Because Fear & Anxiety makes some golfers feel so uncomfortable, they do their best to try and escape it by doing one of these. See if you can identify yourself in this list.

They might try and fight it or defeat it.

Try to ignore it or deny it.

Try to control it.

They might get angry or they might feel weak.

Instead of expecting Fear to show up, like DJ did, struggling golfers hope and pray that it won’t. This resistance then creates more tension.

This is often the start of a much bigger problem. Not only do you have a difficult shot to play, you also have to use up a lot of energy to deal with the resistance to fear & anxiety and the discomfort that accompanies it.

Trying to lose or get rid of Fear is pointless. It just doesn’t work in the long run.
So what’s the answer?

Change your relationship with Fear.

The way Fear is felt is part of our natural response as human beings. You have heard of the flight or fight response and this is what is activated.
The brain perceives a threat and sends signals to the nervous system to prepare it to fight or flee. As well as changes to blood pressure and breathing we are also flooded with adrenaline which can provide a burst of energy to deal with the perceived threat. Many of these changes happen so quickly that people aren’t aware of them.

Golfers often tell me that when faced with their particular worst shot scenario on the golf course, it feels like a fog descends on them and the mind is clouded. They rush to get the shot over with quickly. For other golfers as they walk up the fairway or to the tee box, they start to feel anxious but do their best to ignore it.
Guess what, Fear doesn’t like being ignored. Ignoring it or trying to push fear away will not solve the problem.
So I am suggesting that you change your relationship with FEAR. Pay it MORE attention. Don’t try and ignore it or push it away. Make it your friend.

If you had no fear then you would put yourself in dangerous situations all of the time and probably come to some serious harm. FEAR is only doing its job.

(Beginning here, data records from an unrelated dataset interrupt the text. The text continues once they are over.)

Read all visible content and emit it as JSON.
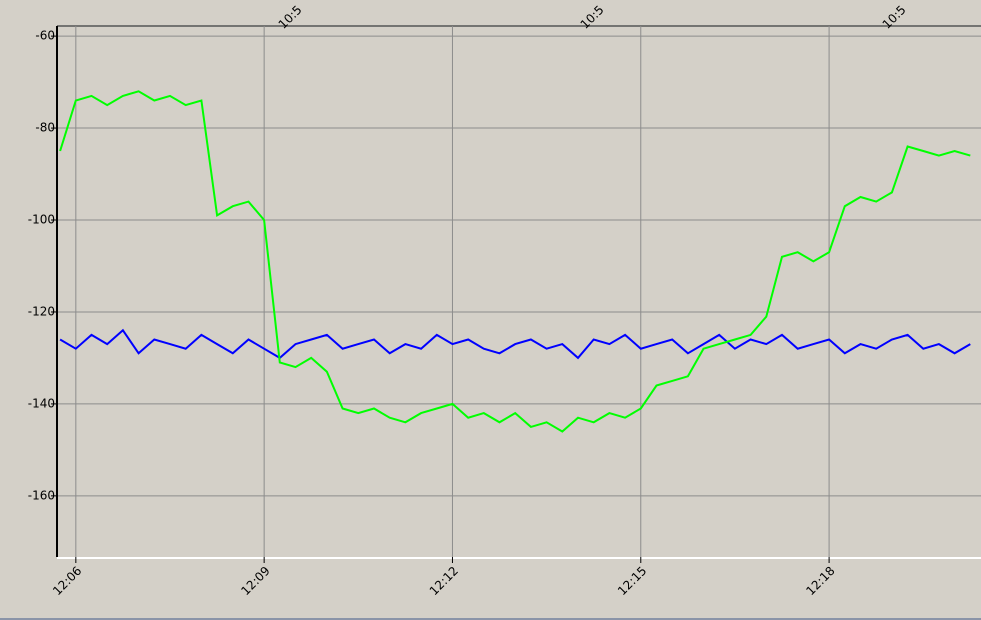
{
  "chart_data": {
    "type": "line",
    "top_labels": [
      "10:5",
      "10:5",
      "10:5"
    ],
    "x": [
      725.75,
      726,
      726.25,
      726.5,
      726.75,
      727,
      727.25,
      727.5,
      727.75,
      728,
      728.25,
      728.5,
      728.75,
      729,
      729.25,
      729.5,
      729.75,
      730,
      730.25,
      730.5,
      730.75,
      731,
      731.25,
      731.5,
      731.75,
      732,
      732.25,
      732.5,
      732.75,
      733,
      733.25,
      733.5,
      733.75,
      734,
      734.25,
      734.5,
      734.75,
      735,
      735.25,
      735.5,
      735.75,
      736,
      736.25,
      736.5,
      736.75,
      737,
      737.25,
      737.5,
      737.75,
      738,
      738.25,
      738.5,
      738.75,
      739,
      739.25,
      739.5,
      739.75,
      740,
      740.25
    ],
    "series": [
      {
        "color": "#00ff00",
        "values": [
          -85,
          -74,
          -73,
          -75,
          -73,
          -72,
          -74,
          -73,
          -75,
          -74,
          -99,
          -97,
          -96,
          -100,
          -131,
          -132,
          -130,
          -133,
          -141,
          -142,
          -141,
          -143,
          -144,
          -142,
          -141,
          -140,
          -143,
          -142,
          -144,
          -142,
          -145,
          -144,
          -146,
          -143,
          -144,
          -142,
          -143,
          -141,
          -136,
          -135,
          -134,
          -128,
          -127,
          -126,
          -125,
          -121,
          -108,
          -107,
          -109,
          -107,
          -97,
          -95,
          -96,
          -94,
          -84,
          -85,
          -86,
          -85,
          -86
        ]
      },
      {
        "color": "#0000ff",
        "values": [
          -126,
          -128,
          -125,
          -127,
          -124,
          -129,
          -126,
          -127,
          -128,
          -125,
          -127,
          -129,
          -126,
          -128,
          -130,
          -127,
          -126,
          -125,
          -128,
          -127,
          -126,
          -129,
          -127,
          -128,
          -125,
          -127,
          -126,
          -128,
          -129,
          -127,
          -126,
          -128,
          -127,
          -130,
          -126,
          -127,
          -125,
          -128,
          -127,
          -126,
          -129,
          -127,
          -125,
          -128,
          -126,
          -127,
          -125,
          -128,
          -127,
          -126,
          -129,
          -127,
          -128,
          -126,
          -125,
          -128,
          -127,
          -129,
          -127
        ]
      }
    ],
    "xlim": [
      725.7,
      740.42
    ],
    "xticks": [
      {
        "value": 726,
        "label": "12:06"
      },
      {
        "value": 729,
        "label": "12:09"
      },
      {
        "value": 732,
        "label": "12:12"
      },
      {
        "value": 735,
        "label": "12:15"
      },
      {
        "value": 738,
        "label": "12:18"
      }
    ],
    "ylim": [
      -173.3,
      -57.8
    ],
    "yticks": [
      -60,
      -80,
      -100,
      -120,
      -140,
      -160
    ],
    "grid": true
  }
}
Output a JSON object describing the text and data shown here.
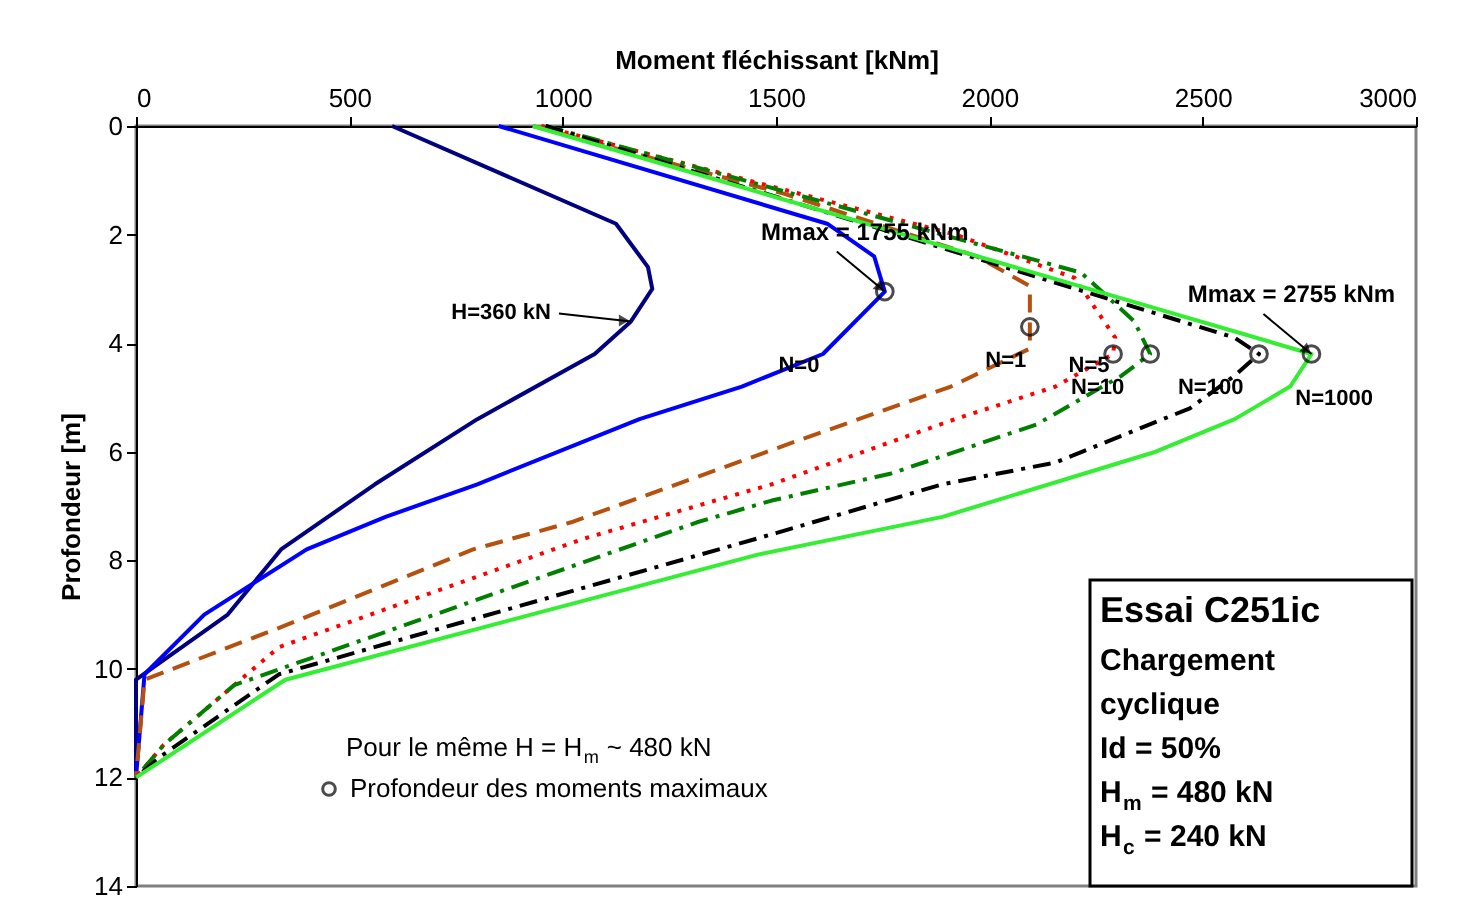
{
  "chart_data": {
    "type": "line",
    "xlabel": "Moment fléchissant [kNm]",
    "ylabel": "Profondeur [m]",
    "xlim": [
      0,
      3000
    ],
    "xticks": [
      0,
      500,
      1000,
      1500,
      2000,
      2500,
      3000
    ],
    "ylim": [
      14,
      0
    ],
    "yticks": [
      0,
      2,
      4,
      6,
      8,
      10,
      12,
      14
    ],
    "grid": false,
    "legend": "bottom",
    "legend_title": "Pour le même H = H$_{m}$ ~ 480 kN",
    "series": [
      {
        "name": "H=360 kN",
        "color": "#000080",
        "line_style": "solid",
        "marker": "none",
        "x": [
          600,
          1125,
          1200,
          1210,
          1160,
          1075,
          800,
          560,
          340,
          215,
          0,
          0
        ],
        "values": [
          0,
          1.8,
          2.6,
          3.0,
          3.6,
          4.2,
          5.4,
          6.6,
          7.8,
          9.0,
          10.2,
          12
        ]
      },
      {
        "name": "N=0",
        "color": "#0000ff",
        "line_style": "solid",
        "marker": "none",
        "x": [
          850,
          1620,
          1730,
          1755,
          1610,
          1420,
          1180,
          800,
          585,
          400,
          160,
          20,
          0
        ],
        "values": [
          0,
          1.8,
          2.4,
          3.05,
          4.2,
          4.8,
          5.4,
          6.6,
          7.2,
          7.8,
          9.0,
          10.1,
          12
        ]
      },
      {
        "name": "N=1",
        "color": "#b5500f",
        "line_style": "dashed",
        "marker": "none",
        "x": [
          930,
          1520,
          1970,
          2095,
          2095,
          1910,
          1550,
          1020,
          790,
          350,
          20,
          0
        ],
        "values": [
          0,
          1.25,
          2.4,
          2.95,
          4.1,
          4.8,
          5.8,
          7.3,
          7.8,
          9.2,
          10.2,
          12
        ]
      },
      {
        "name": "N=5",
        "color": "#ff0000",
        "line_style": "dotted",
        "marker": "none",
        "x": [
          950,
          1920,
          2200,
          2295,
          2290,
          2155,
          1920,
          1490,
          1050,
          335,
          65,
          0
        ],
        "values": [
          0,
          2.0,
          2.8,
          3.9,
          4.2,
          4.8,
          5.4,
          6.6,
          7.6,
          9.6,
          11.4,
          12
        ]
      },
      {
        "name": "N=10",
        "color": "#007f00",
        "line_style": "dashdot",
        "marker": "none",
        "x": [
          960,
          2215,
          2340,
          2377,
          2310,
          2110,
          1770,
          1490,
          1315,
          230,
          65,
          0
        ],
        "values": [
          0,
          2.7,
          3.6,
          4.2,
          4.6,
          5.5,
          6.4,
          6.9,
          7.3,
          10.3,
          11.4,
          12
        ]
      },
      {
        "name": "N=100",
        "color": "#000000",
        "line_style": "dashdot",
        "marker": "none",
        "x": [
          960,
          2575,
          2632,
          2575,
          2470,
          2155,
          1890,
          1500,
          335,
          60,
          0
        ],
        "values": [
          0,
          3.9,
          4.2,
          4.6,
          5.2,
          6.2,
          6.6,
          7.5,
          10.1,
          11.6,
          12
        ]
      },
      {
        "name": "N=1000",
        "color": "#33ee33",
        "line_style": "solid",
        "marker": "none",
        "x": [
          930,
          2755,
          2705,
          2575,
          2390,
          1890,
          1455,
          350,
          0
        ],
        "values": [
          0,
          4.2,
          4.8,
          5.4,
          6.0,
          7.2,
          7.9,
          10.2,
          12
        ]
      },
      {
        "name": "Profondeur des moments maximaux",
        "type": "scatter",
        "color": "#000000",
        "marker": "circle",
        "x": [
          1755,
          2095,
          2290,
          2377,
          2632,
          2755
        ],
        "values": [
          3.05,
          3.7,
          4.2,
          4.2,
          4.2,
          4.2
        ]
      }
    ],
    "annotations": [
      {
        "text": "Mmax = 1755 kNm",
        "x": 1755,
        "y": 3.05
      },
      {
        "text": "Mmax = 2755 kNm",
        "x": 2755,
        "y": 4.2
      },
      "Essai C251ic",
      "Chargement",
      "cyclique",
      "Id = 50%",
      "H$_{m}$ = 480 kN",
      "H$_{c}$ = 240 kN"
    ]
  }
}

I am not dismissing the challenges that some golfers face with performance anxiety. However my experience as a coach working with all forms of anxiety issues have taught me that this first step is a vital one.

Instead of disliking Fear & Anxiety, I encourage golfers to acknowledge it as soon as it appears and to allow it to be there without blocking it, getting used to the feelings Fear brings with it. You can deal with this as long as you don’t amplify your fear by resisting it. The resistance causes panic.

This is an important part of changing your relationship with Fear.

Imagine yourself being aware of Fear a little earlier each time you are faced with a tricky shot.
“I’m a little anxious on this shot and that’s fine.”

The next step is to bring your attention back to the moment. Fear about what might happen next is the golfers curse. What happens next will be a direct result of how skilled you are and how well you focus in each moment before and during your shot.

You can certainly train yourself to redirect your attention properly to the shot at hand but you must first accept that Fear may well be along for the ride. Let it be.

If you can accept that Fear will be visiting you the next time that you play golf, just like Dustin Johnson, then you have a much better chance of keeping the balance of your mind and focusing well enough to execute the golf shot.

This is just one important part of the process. To find out more about I can help you to play your best golf when it matters and to overcome any performance issues, please get in touch.

Comments (1)

  1. Yep that’s me. Always from time to time but funnily enough more so because it is getting more difficult now i have turned 70. My biggest issue is the fear of not doing what I know I can! I realise it is the same for most people but I can perform exactly up to my ability whilst practising then when it never happens on the course I get anxious and then basically sulk. It’s not something I have a problem in accepting, it is just the frustration of not being able to understand why I don’t reproduce it on the course, even if I’m playing for fun on my own. Sometimes I can barely lay a club on the ball. Funnily enough many years ago I noticed that people who have little athletic ability, little self awareness and often selfish in nature find golf easier than the more thoughtful kind!